Erst, sobald die Staubwolke der Reiter mit den Nebelschwaden zwischen dem grauen Himmel und der gelbbraunen Ebene verschmolzen war, und erst, nachdem sie noch einmal in die Runde gesichert hatte, dass keine weiteren Trupps sich näherten, kletterte sie den Mauerbogen wieder hinunter, um mit ihrem Liebsten in einer erleichterten Umarmung zu versinken. Er drückte sie fest an sich, ohne sich um den Ruß zu kümmern, mit dem sie seinen Waffenrock beschmierte. Von der überstandenen Gefahr hämmerte ihr das Herz bis zum Hals.

Sie hätten nicht nur Tinte und Feder mitnehmen sollen, ging es ihr verdrießlich durch den Kopf, sondern gleich das ganze Pult dazu, dann hätten sie jetzt wenigstens trockenes Feuerholz. Die losen Zweige, die sie aus dem Kieferndickicht rund um ihren Lagerplatz klaubte, waren vollgesogen von der Witterung der letzten Tage. Gunid würde sie schon zum Brennen bringen können, doch dann würden sie qualmen, als hätte sie einen Heuhaufen angezündet.

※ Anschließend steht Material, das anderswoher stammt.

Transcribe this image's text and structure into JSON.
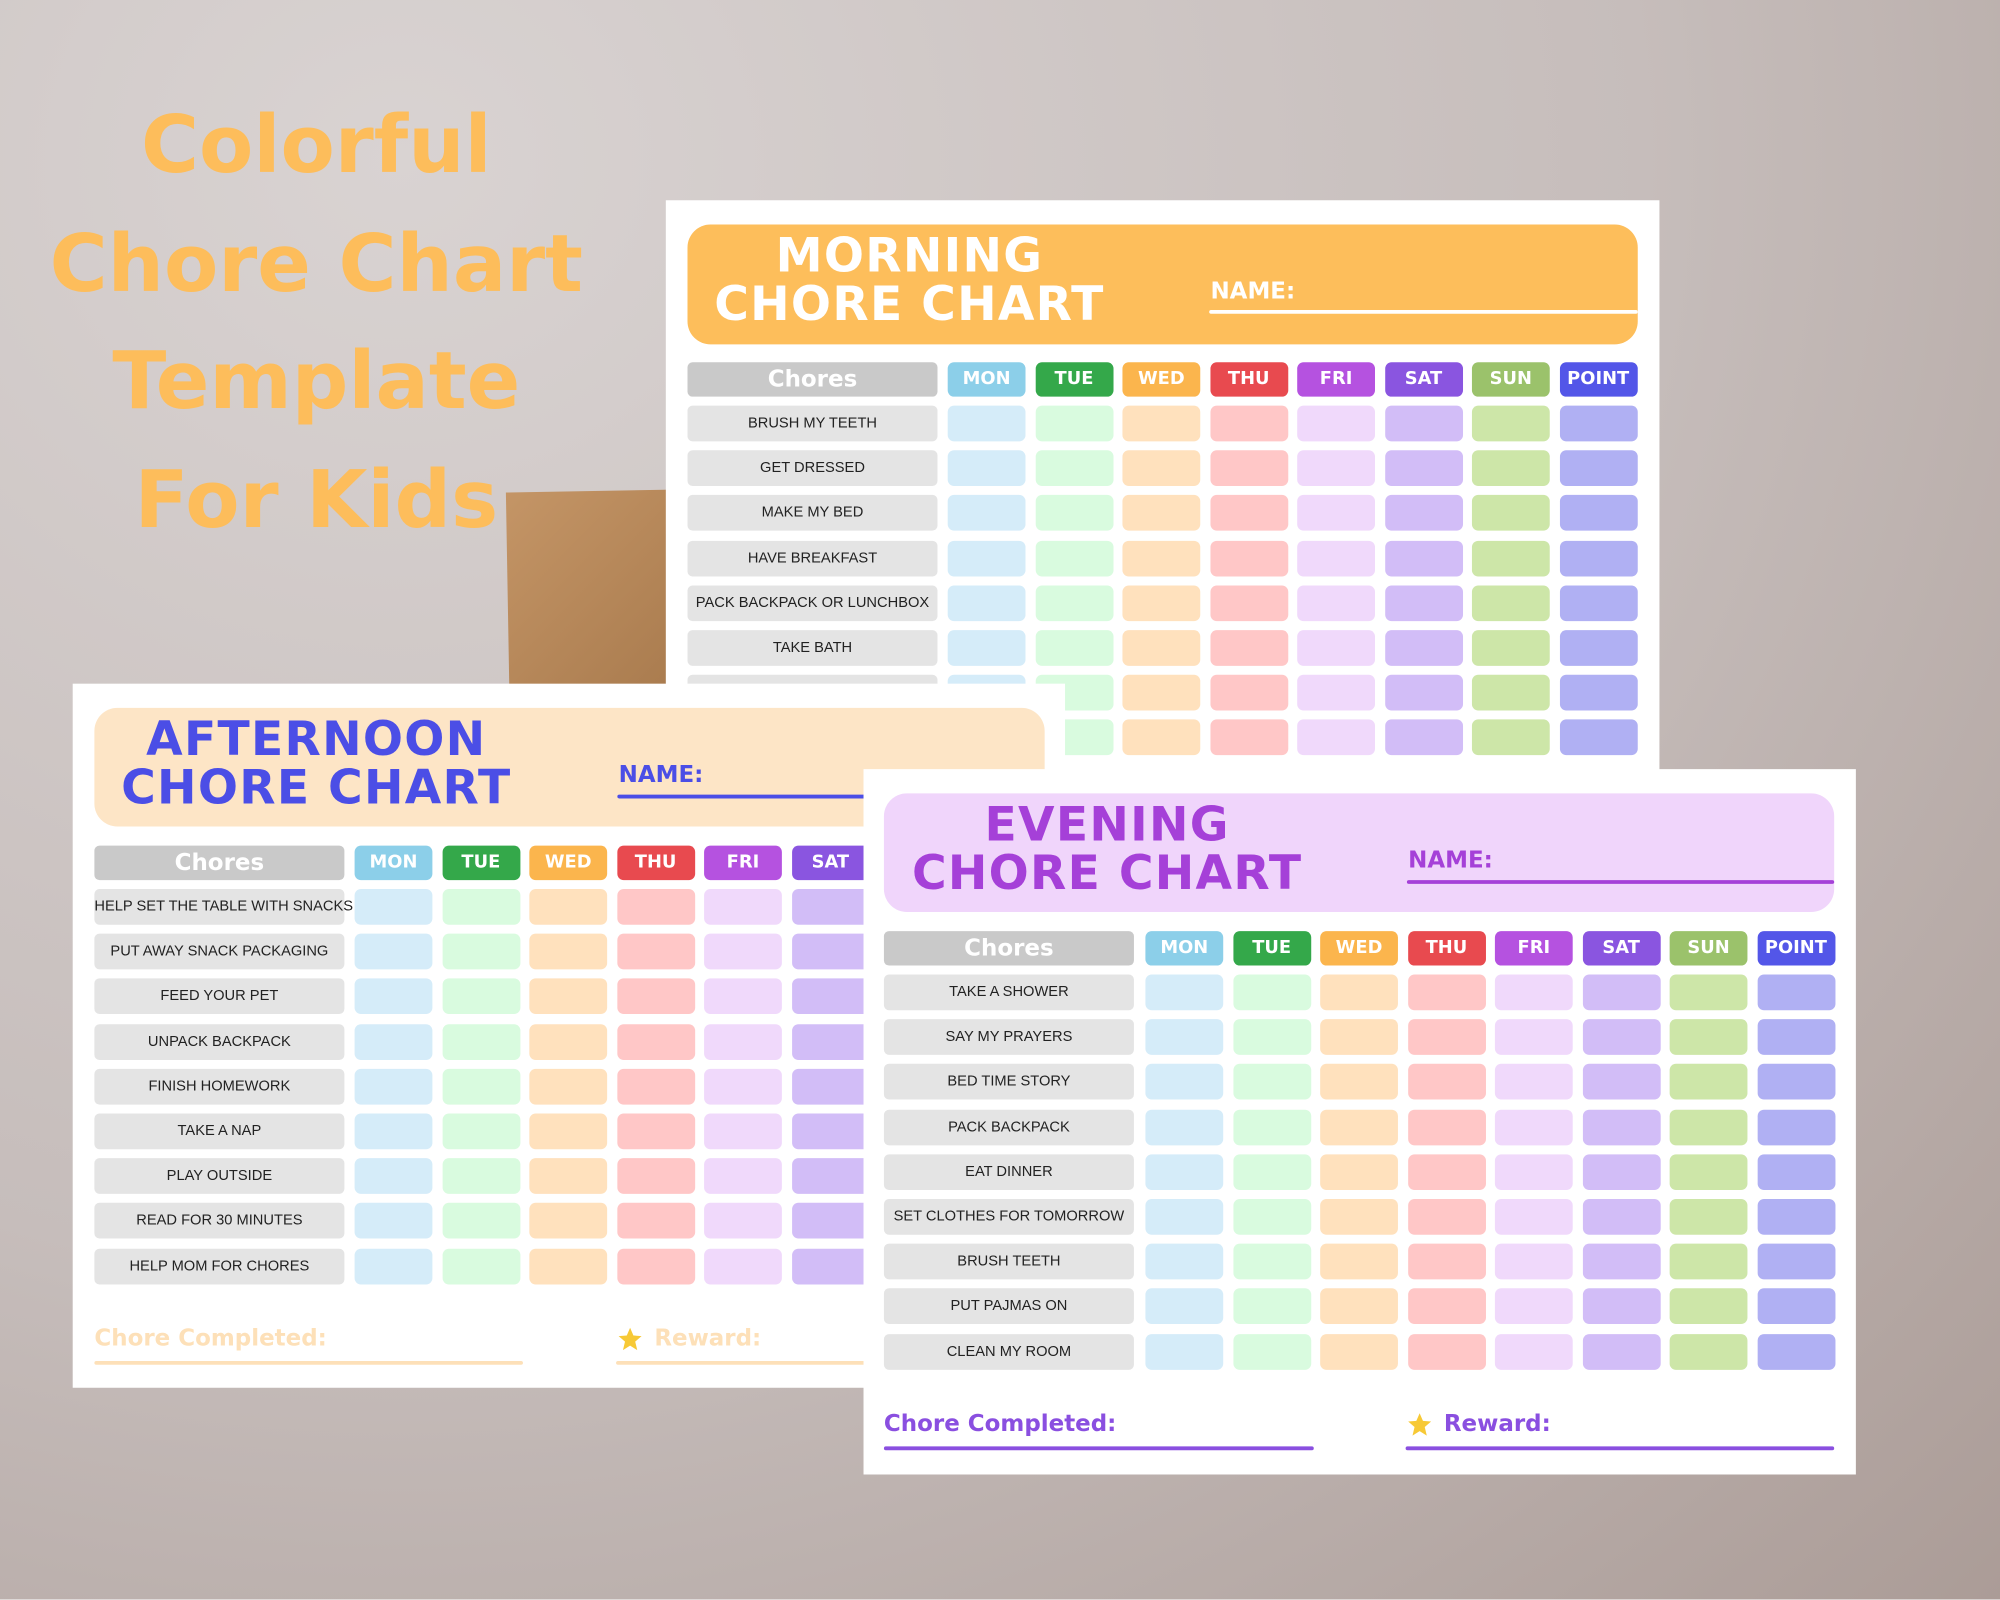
{
  "title_lines": [
    "Colorful",
    "Chore Chart",
    "Template",
    "For Kids"
  ],
  "title_color": "#fdbd5b",
  "charts": [
    {
      "title_lines": [
        "MORNING",
        "CHORE CHART"
      ],
      "name_label": "NAME:",
      "chores_header": "Chores",
      "theme": {
        "header_bg": "#fdbe5b",
        "title_color": "#ffffff",
        "accent": "#ffffff"
      },
      "days": [
        {
          "label": "MON",
          "color": "#8ccfe9",
          "cell_color": "#d5ecf9"
        },
        {
          "label": "TUE",
          "color": "#34a84a",
          "cell_color": "#d9fbdf"
        },
        {
          "label": "WED",
          "color": "#fbb54d",
          "cell_color": "#ffe1bd"
        },
        {
          "label": "THU",
          "color": "#e84a4f",
          "cell_color": "#ffc7c7"
        },
        {
          "label": "FRI",
          "color": "#b552e0",
          "cell_color": "#f0d9fb"
        },
        {
          "label": "SAT",
          "color": "#8a55e0",
          "cell_color": "#d2bdf7"
        },
        {
          "label": "SUN",
          "color": "#9bc26b",
          "cell_color": "#cde6a8"
        },
        {
          "label": "POINT",
          "color": "#5356e8",
          "cell_color": "#b0b0f3"
        }
      ],
      "chores": [
        "BRUSH MY TEETH",
        "GET DRESSED",
        "MAKE MY BED",
        "HAVE BREAKFAST",
        "PACK BACKPACK OR LUNCHBOX",
        "TAKE BATH"
      ]
    },
    {
      "title_lines": [
        "AFTERNOON",
        "CHORE CHART"
      ],
      "name_label": "NAME:",
      "chores_header": "Chores",
      "theme": {
        "header_bg": "#fde5c6",
        "title_color": "#4b4ee6",
        "accent": "#4b4ee6",
        "footer_color": "#fde0b8"
      },
      "days": [
        {
          "label": "MON",
          "color": "#8ccfe9",
          "cell_color": "#d5ecf9"
        },
        {
          "label": "TUE",
          "color": "#34a84a",
          "cell_color": "#d9fbdf"
        },
        {
          "label": "WED",
          "color": "#fbb54d",
          "cell_color": "#ffe1bd"
        },
        {
          "label": "THU",
          "color": "#e84a4f",
          "cell_color": "#ffc7c7"
        },
        {
          "label": "FRI",
          "color": "#b552e0",
          "cell_color": "#f0d9fb"
        },
        {
          "label": "SAT",
          "color": "#8a55e0",
          "cell_color": "#d2bdf7"
        }
      ],
      "chores": [
        "HELP SET THE TABLE WITH SNACKS",
        "PUT AWAY SNACK PACKAGING",
        "FEED YOUR PET",
        "UNPACK BACKPACK",
        "FINISH HOMEWORK",
        "TAKE A NAP",
        "PLAY OUTSIDE",
        "READ FOR 30 MINUTES",
        "HELP MOM FOR CHORES"
      ],
      "footer": {
        "completed": "Chore Completed:",
        "reward": "Reward:"
      }
    },
    {
      "title_lines": [
        "EVENING",
        "CHORE CHART"
      ],
      "name_label": "NAME:",
      "chores_header": "Chores",
      "theme": {
        "header_bg": "#f0d5fb",
        "title_color": "#a540d8",
        "accent": "#a540d8",
        "footer_color": "#8a4fe0"
      },
      "days": [
        {
          "label": "MON",
          "color": "#8ccfe9",
          "cell_color": "#d5ecf9"
        },
        {
          "label": "TUE",
          "color": "#34a84a",
          "cell_color": "#d9fbdf"
        },
        {
          "label": "WED",
          "color": "#fbb54d",
          "cell_color": "#ffe1bd"
        },
        {
          "label": "THU",
          "color": "#e84a4f",
          "cell_color": "#ffc7c7"
        },
        {
          "label": "FRI",
          "color": "#b552e0",
          "cell_color": "#f0d9fb"
        },
        {
          "label": "SAT",
          "color": "#8a55e0",
          "cell_color": "#d2bdf7"
        },
        {
          "label": "SUN",
          "color": "#9bc26b",
          "cell_color": "#cde6a8"
        },
        {
          "label": "POINT",
          "color": "#5356e8",
          "cell_color": "#b0b0f3"
        }
      ],
      "chores": [
        "TAKE A SHOWER",
        "SAY MY PRAYERS",
        "BED TIME STORY",
        "PACK BACKPACK",
        "EAT DINNER",
        "SET CLOTHES FOR TOMORROW",
        "BRUSH TEETH",
        "PUT PAJMAS ON",
        "CLEAN MY ROOM"
      ],
      "footer": {
        "completed": "Chore Completed:",
        "reward": "Reward:"
      }
    }
  ]
}
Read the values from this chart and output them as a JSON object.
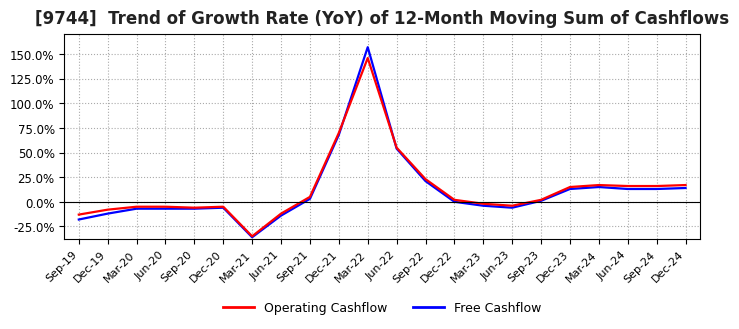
{
  "title": "[9744]  Trend of Growth Rate (YoY) of 12-Month Moving Sum of Cashflows",
  "title_fontsize": 12,
  "ylim": [
    -0.38,
    1.7
  ],
  "yticks": [
    -0.25,
    0.0,
    0.25,
    0.5,
    0.75,
    1.0,
    1.25,
    1.5
  ],
  "grid_color": "#aaaaaa",
  "background_color": "#ffffff",
  "plot_background": "#ffffff",
  "operating_color": "#ff0000",
  "free_color": "#0000ff",
  "legend_labels": [
    "Operating Cashflow",
    "Free Cashflow"
  ],
  "x_labels": [
    "Sep-19",
    "Dec-19",
    "Mar-20",
    "Jun-20",
    "Sep-20",
    "Dec-20",
    "Mar-21",
    "Jun-21",
    "Sep-21",
    "Dec-21",
    "Mar-22",
    "Jun-22",
    "Sep-22",
    "Dec-22",
    "Mar-23",
    "Jun-23",
    "Sep-23",
    "Dec-23",
    "Mar-24",
    "Jun-24",
    "Sep-24",
    "Dec-24"
  ],
  "operating_cashflow": [
    -0.13,
    -0.08,
    -0.05,
    -0.05,
    -0.06,
    -0.05,
    -0.35,
    -0.12,
    0.05,
    0.7,
    1.46,
    0.55,
    0.23,
    0.02,
    -0.02,
    -0.04,
    0.02,
    0.15,
    0.17,
    0.16,
    0.16,
    0.17
  ],
  "free_cashflow": [
    -0.18,
    -0.12,
    -0.07,
    -0.07,
    -0.07,
    -0.06,
    -0.36,
    -0.14,
    0.03,
    0.68,
    1.57,
    0.54,
    0.21,
    0.0,
    -0.04,
    -0.06,
    0.01,
    0.13,
    0.15,
    0.13,
    0.13,
    0.14
  ]
}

Sie dankte nur der großen Göttin Vesas, dass sie zum Abend hin dichte Nebel über das Land gebreitet hatte, in denen niemand den Rauch bemerken würde. Lif schaute schnatternd von seinem Fleischstreifen auf, als sie mit ihrer Armvoll Reisig an ihm vorbeitrat und über den kahlen Ast hinwegstieg, der stark genug war und zugleich niedrig genug über dem moosigen Boden hing, um Ragald und ihr als Sitzgelegenheit zu dienen. Ihr Gefährte hatte bereits das Feuerzeug vor sich ausgebreitet und saß mit der offenen Heubüchse da, um ein Feuernest zu flechten. Gunid fragte sich nicht lange, wo die erste Ladung Holz geblieben war, die sie angebracht hatte, sondern ließ nur ihre frischen Reiser fallen und hockte sich vor die Feuergrube. Es trug ihr einen gekränkten Blick von ihrem Liebsten ein, als sie kopfschüttelnd begann, wieder Zweige aus dem Loch herauszuholen. Wie gewohnt, war er mit dem Brennstoff viel zu großzügig gewesen.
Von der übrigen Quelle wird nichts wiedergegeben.